Description
Vāsanā is a crucial technical term in Yogācāra philosophy, particularly in relation to bīja (seeds) in ālayavijñāna, though it holds little doctrinal significance in early Buddhism. However, interpretations of vāsanā in one Buddhist context cannot always be applied to another. Rather than asking what vāsanā is, the primary research question of this book is which type of vāsanā is being referenced.
This book presents a genealogical study of the development of the Buddhist concept of vāsanā, drawing on primary sources in Sanskrit, Tibetan, Classical Chinese, and Pāli. It traces the diverse origins of the concept and demonstrates the close doctrinal relationship between Abhidharma and Yogācāra. Based on the contexts in which the term occurs, the book explores the main ideas conveyed by vāsanā in Buddhist texts from the following four basic aspects: (1) karmic imprints, (2) meditative impregnation and impregnation of conditioned dharmas, (3) traces of defilements (kleśavāsanā), and (4) impression from hearing (śrutavāsanā) the Dharma.
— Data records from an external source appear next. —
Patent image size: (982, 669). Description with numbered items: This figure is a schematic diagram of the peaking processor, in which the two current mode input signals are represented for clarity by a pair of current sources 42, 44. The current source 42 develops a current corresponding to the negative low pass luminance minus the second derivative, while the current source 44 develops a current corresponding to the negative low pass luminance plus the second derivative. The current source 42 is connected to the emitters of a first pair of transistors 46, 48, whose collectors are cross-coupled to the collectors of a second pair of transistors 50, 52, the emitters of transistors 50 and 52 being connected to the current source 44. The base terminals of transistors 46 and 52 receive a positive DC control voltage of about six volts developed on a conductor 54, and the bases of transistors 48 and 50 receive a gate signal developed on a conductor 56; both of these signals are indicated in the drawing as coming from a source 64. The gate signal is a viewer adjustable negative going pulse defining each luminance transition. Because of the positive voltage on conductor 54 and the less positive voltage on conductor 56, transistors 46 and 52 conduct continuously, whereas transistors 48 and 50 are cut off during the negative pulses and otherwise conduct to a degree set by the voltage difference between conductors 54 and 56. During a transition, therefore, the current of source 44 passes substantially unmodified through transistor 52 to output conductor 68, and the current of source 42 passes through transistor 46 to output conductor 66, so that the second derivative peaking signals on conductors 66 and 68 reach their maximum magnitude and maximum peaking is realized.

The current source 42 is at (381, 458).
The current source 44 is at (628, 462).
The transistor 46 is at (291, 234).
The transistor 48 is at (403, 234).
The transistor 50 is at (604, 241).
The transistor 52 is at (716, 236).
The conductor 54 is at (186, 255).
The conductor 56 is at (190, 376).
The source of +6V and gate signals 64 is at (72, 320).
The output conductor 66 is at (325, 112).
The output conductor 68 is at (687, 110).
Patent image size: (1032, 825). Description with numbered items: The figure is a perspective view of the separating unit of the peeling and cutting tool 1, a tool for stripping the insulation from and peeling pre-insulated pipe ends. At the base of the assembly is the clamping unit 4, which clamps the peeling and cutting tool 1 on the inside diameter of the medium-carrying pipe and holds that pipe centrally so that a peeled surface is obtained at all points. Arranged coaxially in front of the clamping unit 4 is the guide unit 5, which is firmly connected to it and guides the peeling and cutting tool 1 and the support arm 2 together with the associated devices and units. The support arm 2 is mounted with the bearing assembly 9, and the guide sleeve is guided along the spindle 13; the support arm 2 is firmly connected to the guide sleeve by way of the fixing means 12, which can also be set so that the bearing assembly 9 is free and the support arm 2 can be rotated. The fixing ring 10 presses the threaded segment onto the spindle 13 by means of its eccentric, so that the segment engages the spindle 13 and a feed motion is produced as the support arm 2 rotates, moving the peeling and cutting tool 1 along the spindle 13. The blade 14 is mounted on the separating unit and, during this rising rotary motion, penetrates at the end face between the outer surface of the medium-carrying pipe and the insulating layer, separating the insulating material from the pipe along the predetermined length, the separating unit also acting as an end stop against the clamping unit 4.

The book then discusses how these different connotations of vāsanā were synthesized in the Yogācāra-Vijñānavāda tradition, resulting in later Buddhists regarding the term as a unified, self-consistent concept.
Through this genealogical inquiry, the book seeks to identify the historical contexts and theoretical paradigms in which Buddhist thinkers formulated and developed doctrines concerning vāsanā. In addition, it also examines how vāsanā eventually came to be regarded as synonymous with bīja in the Yogācāra-Vijñānavāda tradition.